Sustentam, em súmula, depois de reiterarem que pagaram integralmente o preço acordado e de negarem os pagamentos que a ré afirma ter efectuado em 1999 – o seguinte: - As obrigações assumidas pelas partes são contratuais e nunca houve qualquer acordo no sentido de alterar as condições contratuais, sendo certo que, tanto o negócio como qualquer aditamento, alteração ou revogação teriam de fazer-se por documento escrito e assinado pelas partes; - As relações contratuais vinham-se desenvolvendo normalmente com a construção do edifício e os autores não tinham que estabelecer nenhum prazo para completar o empreendimento, pois isso era da única responsabilidade da ré, não foram notificados para qualquer fim e nunca mostraram desinteresse pelo negócio nem dele desistiram.

- A ré sempre escondeu dos AA. as negociações para venda ou permuta do prédio com terceiros e também escondeu que o tivesse feito, tendo sido com surpresa que recentemente tomaram conhecimento da outorga da escritura de permuta celebrada pela ré com terceiros sobre o prédio objecto do contrato promessa.

- Assim a Ré e os seus representantes, atuando de modo consciente e voluntário, com a vontade objetiva de deixarem de cumprir o contrato promessa outorgado com os Autores, em virtude de terem deixado de ser os proprietários do prédio misto prometido vender, faltaram definitiva e culposamente ao cumprimento do mesmo, pelo que é antes a Ré quem litiga de má fé e por isso deverá ser condenada em multa e indemnização por litigância de mé fé, a fixar pelo Tribunal, atenta a gravidade do seu comportamento.

*Com data de 26 de Junho de 2021, foi designada audiência prévia, consignando-se no despacho, para além do mais, que: «Afigurando-se possível conhecer imediatamente da excepção peremptória de prescrição invocada, julga-se indispensável a realização de audiência prévia, com as finalidades previstas no artigo 591.º, n.º 1, alíneas a) e b) do CPC: realizar tentativa de conciliação, nos termos previstas no artigo 594.º do CPC; frustrando-se esta, facultar às partes a discussão de facto e de direito.

» Em 12 de julho de 2021 foi realizada audiência prévia, na qual, se consignou em acta respectiva: «Frustrada a conciliação, pelo Meritíssimo Juiz foi facultada às partes a discussão de facto e direito, para os efeitos do disposto no artigo 591.º, n.º 1, alínea b), do Cód.

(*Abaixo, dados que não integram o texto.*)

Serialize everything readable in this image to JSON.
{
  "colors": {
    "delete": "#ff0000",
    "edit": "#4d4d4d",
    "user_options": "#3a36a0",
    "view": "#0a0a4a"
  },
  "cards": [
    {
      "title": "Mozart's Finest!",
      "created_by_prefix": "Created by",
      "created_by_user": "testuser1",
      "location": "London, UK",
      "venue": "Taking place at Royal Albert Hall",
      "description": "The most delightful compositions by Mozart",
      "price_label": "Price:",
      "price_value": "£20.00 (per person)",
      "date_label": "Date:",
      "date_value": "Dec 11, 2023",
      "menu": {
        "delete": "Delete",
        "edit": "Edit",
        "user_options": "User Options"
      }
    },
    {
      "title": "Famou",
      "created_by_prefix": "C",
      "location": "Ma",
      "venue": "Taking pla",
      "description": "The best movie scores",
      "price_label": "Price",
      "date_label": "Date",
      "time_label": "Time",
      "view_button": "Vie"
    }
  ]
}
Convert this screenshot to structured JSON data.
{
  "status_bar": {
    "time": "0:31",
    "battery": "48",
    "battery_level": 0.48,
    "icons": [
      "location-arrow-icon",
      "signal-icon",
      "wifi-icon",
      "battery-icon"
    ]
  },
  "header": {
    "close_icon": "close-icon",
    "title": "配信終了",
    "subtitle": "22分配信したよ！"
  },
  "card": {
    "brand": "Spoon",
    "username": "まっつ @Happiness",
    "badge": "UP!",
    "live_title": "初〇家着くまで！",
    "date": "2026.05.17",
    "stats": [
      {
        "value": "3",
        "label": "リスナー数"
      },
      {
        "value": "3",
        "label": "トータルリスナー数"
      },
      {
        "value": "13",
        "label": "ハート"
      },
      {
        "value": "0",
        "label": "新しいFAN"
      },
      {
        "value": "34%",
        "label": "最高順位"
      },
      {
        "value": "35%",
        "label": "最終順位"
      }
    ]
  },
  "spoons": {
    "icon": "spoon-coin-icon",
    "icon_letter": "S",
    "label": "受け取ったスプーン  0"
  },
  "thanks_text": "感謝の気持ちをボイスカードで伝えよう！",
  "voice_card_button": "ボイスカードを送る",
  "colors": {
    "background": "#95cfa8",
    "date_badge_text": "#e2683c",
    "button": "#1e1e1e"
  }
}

Proc. Civil, tendo designadamente em vista a excepção de prescrição invocada pela ré, tendo os ilustres mandatários das partes reiterado, na sua essência, as posições já expressas nos respectivos articulados.

Finda o debate, o Mm. Juiz determinou que sejam os autos conclusos para ser proferido despacho saneador por escrito.»*Conclusos os autos, em 6.09.2021, foi proferido despacho saneador, no qual se consignou, para além do mais e para o que ora reporta: «Da prescrição da obrigação da ré: Atenta a matéria de facto controvertida, relega-se para final o conhecimento da exceção da prescrição invocada pela ré.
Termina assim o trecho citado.